Kerry denies US-Europe split on Russia policy

John Kerry
John Kerry

US Secretary of State John Kerry denied yesterday that a split has emerged between Washington and Europe over how to handle Russia, after leading US senators sharply criticised Germany and other countries who oppose sending arms to the Ukraine military.“Let me assure everybody there’s no division, there’s no split – I hear people trying to create one,” Kerry told a security conference in Munich.

“We’re united, we’re working closely together, we all agree that this challenge will not end through military force. We’re united in our diplomacy.”

Meanwhile, Germany’s Angela Merkel said on Saturday that sending arms to help Ukraine fight pro-Russian separatists wouldn’t solve the crisis there, drawing sharp rebukes from US politicians who accused Berlin of turning its back on an ally in distress.

The heated exchanges at a security conference in Munich pointed to cracks in the transatlantic consensus on how to confront Russian President Vladimir Putin over a deepening conflict in eastern Ukraine that has killed more than 5,000.

Ukraine’s military said on Saturday that pro-Russian separatists had stepped up shelling of government forces and appeared to be amassing troops for new offensives on the key railway town of Debaltseve and the coastal city of Mariupol.

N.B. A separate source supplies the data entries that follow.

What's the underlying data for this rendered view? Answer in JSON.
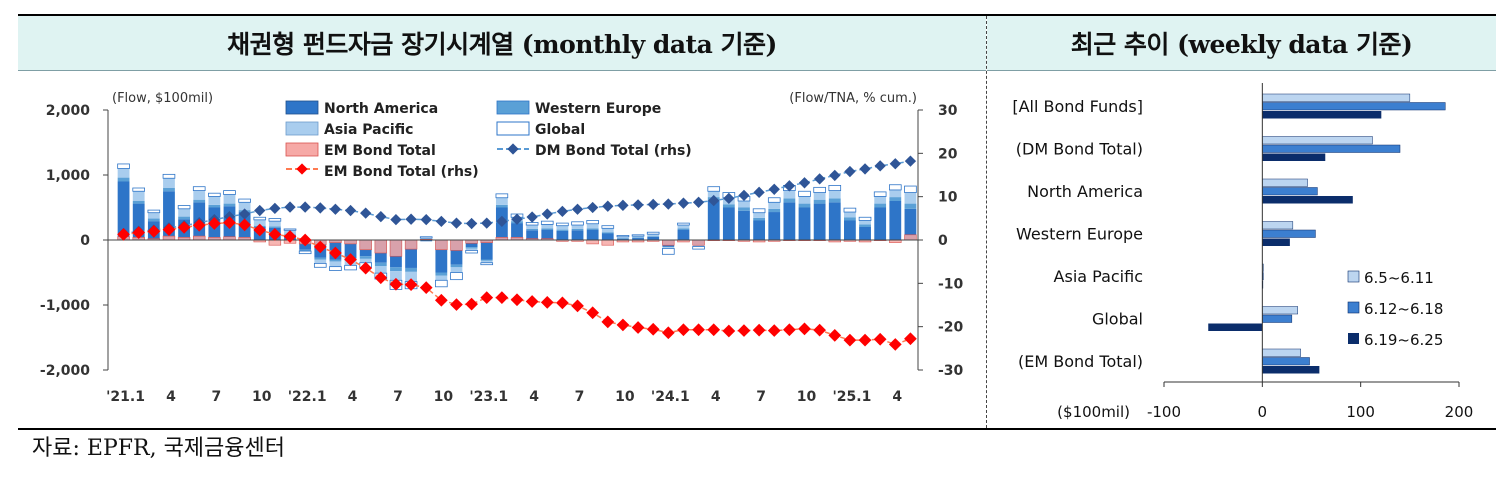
{
  "left_panel": {
    "title": "채권형 펀드자금 장기시계열 (monthly data 기준)"
  },
  "right_panel": {
    "title": "최근 추이 (weekly data 기준)"
  },
  "source": "자료: EPFR, 국제금융센터",
  "colors": {
    "north_america": "#2e75c8",
    "western_europe": "#5aa0d6",
    "asia_pacific": "#a9cdee",
    "global": "#ffffff",
    "global_border": "#2e75c8",
    "em_bar": "#f6a9a6",
    "em_bar_border": "#d9534f",
    "dm_line": "#2f5597",
    "em_line": "#ff3b30",
    "em_marker": "#ff0000",
    "week1": "#bcd5f0",
    "week2": "#3c7fd0",
    "week3": "#0b2d6b"
  },
  "chart_data": [
    {
      "type": "bar",
      "title": "채권형 펀드자금 장기시계열 (monthly data 기준)",
      "ylabel_left": "(Flow, $100mil)",
      "ylabel_right": "(Flow/TNA, % cum.)",
      "ylim_left": [
        -2000,
        2000
      ],
      "ylim_right": [
        -30,
        30
      ],
      "yticks_left": [
        "2,000",
        "1,000",
        "0",
        "-1,000",
        "-2,000"
      ],
      "yticks_right": [
        "30",
        "20",
        "10",
        "0",
        "-10",
        "-20",
        "-30"
      ],
      "xtick_labels": [
        "'21.1",
        "4",
        "7",
        "10",
        "'22.1",
        "4",
        "7",
        "10",
        "'23.1",
        "4",
        "7",
        "10",
        "'24.1",
        "4",
        "7",
        "10",
        "'25.1",
        "4"
      ],
      "legend": {
        "north_america": "North America",
        "western_europe": "Western Europe",
        "asia_pacific": "Asia Pacific",
        "global": "Global",
        "em_bond_total": "EM Bond Total",
        "dm_bond_total_rhs": "DM Bond Total (rhs)",
        "em_bond_total_rhs": "EM Bond Total (rhs)"
      },
      "legend_placement": "top-center",
      "months": 53,
      "series": [
        {
          "name": "North America",
          "values": [
            900,
            560,
            290,
            750,
            320,
            580,
            500,
            520,
            430,
            200,
            190,
            80,
            -150,
            -270,
            -300,
            -280,
            -250,
            -350,
            -420,
            -430,
            -20,
            -500,
            -380,
            -110,
            -300,
            500,
            260,
            150,
            160,
            140,
            150,
            160,
            100,
            20,
            30,
            50,
            -100,
            160,
            -70,
            600,
            500,
            450,
            300,
            430,
            580,
            500,
            560,
            580,
            300,
            200,
            500,
            600,
            480
          ]
        },
        {
          "name": "Western Europe",
          "values": [
            60,
            40,
            40,
            50,
            40,
            40,
            40,
            40,
            30,
            20,
            20,
            10,
            -20,
            -30,
            -30,
            -40,
            -40,
            -50,
            -60,
            -60,
            10,
            -50,
            -40,
            -20,
            -20,
            40,
            30,
            20,
            20,
            20,
            20,
            20,
            20,
            10,
            10,
            10,
            -10,
            20,
            -10,
            60,
            50,
            50,
            40,
            50,
            60,
            60,
            60,
            60,
            50,
            40,
            60,
            60,
            80
          ]
        },
        {
          "name": "Asia Pacific",
          "values": [
            140,
            150,
            90,
            150,
            120,
            140,
            130,
            140,
            120,
            90,
            80,
            60,
            10,
            -60,
            -80,
            -70,
            -60,
            -110,
            -140,
            -150,
            20,
            -70,
            -80,
            -30,
            -30,
            110,
            60,
            60,
            60,
            60,
            60,
            70,
            60,
            20,
            20,
            30,
            -20,
            50,
            -20,
            90,
            100,
            100,
            80,
            100,
            120,
            110,
            110,
            120,
            80,
            60,
            110,
            110,
            170
          ]
        },
        {
          "name": "Global",
          "values": [
            70,
            50,
            40,
            60,
            50,
            60,
            50,
            60,
            50,
            40,
            40,
            20,
            -40,
            -60,
            -60,
            -70,
            -70,
            -90,
            -140,
            -110,
            20,
            -100,
            -110,
            -40,
            -30,
            60,
            50,
            40,
            50,
            40,
            50,
            50,
            40,
            20,
            20,
            30,
            -90,
            30,
            -40,
            70,
            80,
            70,
            60,
            70,
            80,
            80,
            80,
            80,
            60,
            50,
            70,
            80,
            100
          ]
        },
        {
          "name": "EM Bond Total",
          "values": [
            50,
            40,
            20,
            60,
            40,
            60,
            40,
            50,
            40,
            -30,
            -80,
            -50,
            -60,
            -70,
            -40,
            -60,
            -150,
            -200,
            -250,
            -140,
            10,
            -150,
            -160,
            -50,
            -40,
            40,
            40,
            20,
            20,
            -20,
            -20,
            -60,
            -80,
            -30,
            -30,
            -20,
            -80,
            -30,
            -80,
            -10,
            -10,
            -20,
            -30,
            -20,
            -10,
            -10,
            -10,
            -30,
            -20,
            -30,
            -10,
            -40,
            80
          ]
        },
        {
          "name": "DM Bond Total (rhs)",
          "values": [
            1.5,
            2,
            2.3,
            2.8,
            3.3,
            4,
            4.7,
            5.4,
            6,
            6.8,
            7.3,
            7.6,
            7.6,
            7.4,
            7.1,
            6.8,
            6.2,
            5.4,
            4.7,
            4.8,
            4.7,
            4.3,
            3.9,
            3.8,
            3.9,
            4.3,
            4.8,
            5.3,
            6,
            6.6,
            7.1,
            7.5,
            7.8,
            8,
            8.1,
            8.2,
            8.3,
            8.5,
            8.7,
            9.1,
            9.6,
            10.3,
            11,
            11.7,
            12.5,
            13.2,
            14.1,
            14.9,
            15.8,
            16.4,
            17.1,
            17.6,
            18.2
          ]
        },
        {
          "name": "EM Bond Total (rhs)",
          "values": [
            1.3,
            1.7,
            2,
            2.4,
            2.9,
            3.4,
            3.8,
            4,
            3.5,
            2.3,
            1.3,
            0.8,
            0,
            -1.6,
            -3,
            -4.5,
            -6.5,
            -8.7,
            -10.2,
            -10.3,
            -11,
            -13.9,
            -14.9,
            -14.8,
            -13.3,
            -13.3,
            -13.8,
            -14.2,
            -14.4,
            -14.5,
            -15.2,
            -16.8,
            -18.9,
            -19.6,
            -20.2,
            -20.6,
            -21.4,
            -20.7,
            -20.7,
            -20.7,
            -21.0,
            -20.9,
            -20.8,
            -20.9,
            -20.7,
            -20.5,
            -20.8,
            -22.0,
            -23.1,
            -23.1,
            -22.9,
            -24.1,
            -22.8
          ]
        }
      ]
    },
    {
      "type": "bar",
      "orientation": "horizontal",
      "title": "최근 추이 (weekly data 기준)",
      "xlabel": "($100mil)",
      "xlim": [
        -100,
        200
      ],
      "xticks": [
        "-100",
        "0",
        "100",
        "200"
      ],
      "categories": [
        "[All Bond Funds]",
        "(DM Bond Total)",
        "North America",
        "Western Europe",
        "Asia Pacific",
        "Global",
        "(EM Bond Total)"
      ],
      "series": [
        {
          "name": "6.5~6.11",
          "values": [
            150,
            112,
            46,
            31,
            1,
            36,
            39
          ]
        },
        {
          "name": "6.12~6.18",
          "values": [
            186,
            140,
            56,
            54,
            1,
            30,
            48
          ]
        },
        {
          "name": "6.19~6.25",
          "values": [
            121,
            64,
            92,
            28,
            0,
            -55,
            58
          ]
        }
      ],
      "legend_placement": "right"
    }
  ]
}
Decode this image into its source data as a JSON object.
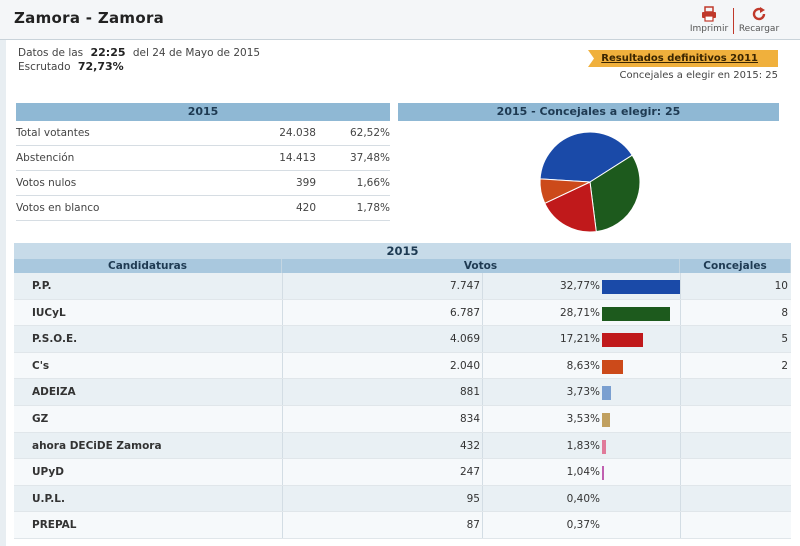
{
  "header": {
    "title": "Zamora - Zamora",
    "print_label": "Imprimir",
    "reload_label": "Recargar",
    "print_icon": "printer-icon",
    "reload_icon": "reload-icon"
  },
  "info": {
    "date_prefix": "Datos de las",
    "time": "22:25",
    "date_suffix": "del 24 de Mayo de 2015",
    "escrutado_label": "Escrutado",
    "escrutado_value": "72,73%",
    "results_2011_link": "Resultados definitivos 2011",
    "concejales_text": "Concejales a elegir en 2015: 25"
  },
  "summary": {
    "title": "2015",
    "rows": [
      {
        "label": "Total votantes",
        "value": "24.038",
        "pct": "62,52%"
      },
      {
        "label": "Abstención",
        "value": "14.413",
        "pct": "37,48%"
      },
      {
        "label": "Votos nulos",
        "value": "399",
        "pct": "1,66%"
      },
      {
        "label": "Votos en blanco",
        "value": "420",
        "pct": "1,78%"
      }
    ]
  },
  "pie": {
    "title": "2015 - Concejales a elegir: 25"
  },
  "chart_data": {
    "type": "pie",
    "title": "2015 - Concejales a elegir: 25",
    "categories": [
      "P.P.",
      "IUCyL",
      "P.S.O.E.",
      "C's"
    ],
    "values": [
      10,
      8,
      5,
      2
    ],
    "colors": [
      "#1a4aa8",
      "#1d5a1d",
      "#c0191b",
      "#cc4a1a"
    ]
  },
  "results": {
    "title": "2015",
    "columns": {
      "candidaturas": "Candidaturas",
      "votos": "Votos",
      "concejales": "Concejales"
    },
    "rows": [
      {
        "name": "P.P.",
        "votes": "7.747",
        "pct": "32,77%",
        "share": 32.77,
        "seats": "10",
        "color": "#1a4aa8"
      },
      {
        "name": "IUCyL",
        "votes": "6.787",
        "pct": "28,71%",
        "share": 28.71,
        "seats": "8",
        "color": "#1d5a1d"
      },
      {
        "name": "P.S.O.E.",
        "votes": "4.069",
        "pct": "17,21%",
        "share": 17.21,
        "seats": "5",
        "color": "#c0191b"
      },
      {
        "name": "C's",
        "votes": "2.040",
        "pct": "8,63%",
        "share": 8.63,
        "seats": "2",
        "color": "#cc4a1a"
      },
      {
        "name": "ADEIZA",
        "votes": "881",
        "pct": "3,73%",
        "share": 3.73,
        "seats": "",
        "color": "#7a9fd0"
      },
      {
        "name": "GZ",
        "votes": "834",
        "pct": "3,53%",
        "share": 3.53,
        "seats": "",
        "color": "#c0a060"
      },
      {
        "name": "ahora DECiDE Zamora",
        "votes": "432",
        "pct": "1,83%",
        "share": 1.83,
        "seats": "",
        "color": "#e07a9a"
      },
      {
        "name": "UPyD",
        "votes": "247",
        "pct": "1,04%",
        "share": 1.04,
        "seats": "",
        "color": "#c060b0"
      },
      {
        "name": "U.P.L.",
        "votes": "95",
        "pct": "0,40%",
        "share": 0.4,
        "seats": "",
        "color": "#d0d0d0"
      },
      {
        "name": "PREPAL",
        "votes": "87",
        "pct": "0,37%",
        "share": 0.37,
        "seats": "",
        "color": "#d0d0d0"
      }
    ]
  }
}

The rebel offensive has triggered a flurry of shuttle diplomacy, with Merkel and French President Francois Hollande jetting to Moscow on Friday to try to convince Putin to do a peace deal.

But European officials acknowledge that the Russian leader may have little incentive to negotiate now, preferring to sit back and watch as separatists seize more territory, undermining a ceasefire agreement clinched last September in the Belarus capital Minsk.

The German leader conceded in Munich, after returning home from Moscow in the dead of night, that it was uncertain whether a Franco-German peace plan presented to Kiev and Moscow this week would succeed.

But she flatly rejected the notion that sending weapons to Kiev, an idea being considered by US President Barack Obama, would help resolve the conflict. “I understand the debate but I believe that more weapons will not lead to the progress Ukraine needs. I really doubt that,” said the conservative German leader, who has led western efforts to try to resolve the crisis through negotiations and will travel to Washington on Sunday for talks with Obama.

US Vice President Joe Biden, speaking at the same conference, tried to play down differences with Europe, saying he and Obama agreed that no efforts should be spared to resolve the conflict peacefully.

But he made clear that Washington stood ready to provide Ukraine with the means to defend itself, saying: “Too many times President Putin has promised peace and delivered tanks, troops and weapons.”

Russia’s annexation of the Crimean peninsula in March last year and evidence that it is supporting separatist forces in the east of the country, which the Kremlin denies, have driven Moscow’s relations with the West to a post-Cold War low.

The EU and United States have imposed a series of sanctions against Moscow that have contributed to a sharp downturn in the Russian economy.

Merkel and her allies in Europe want to continue to punish Russia by tightening the economic screws. Obama faces pressure from members of Congress to do more.- Reuters.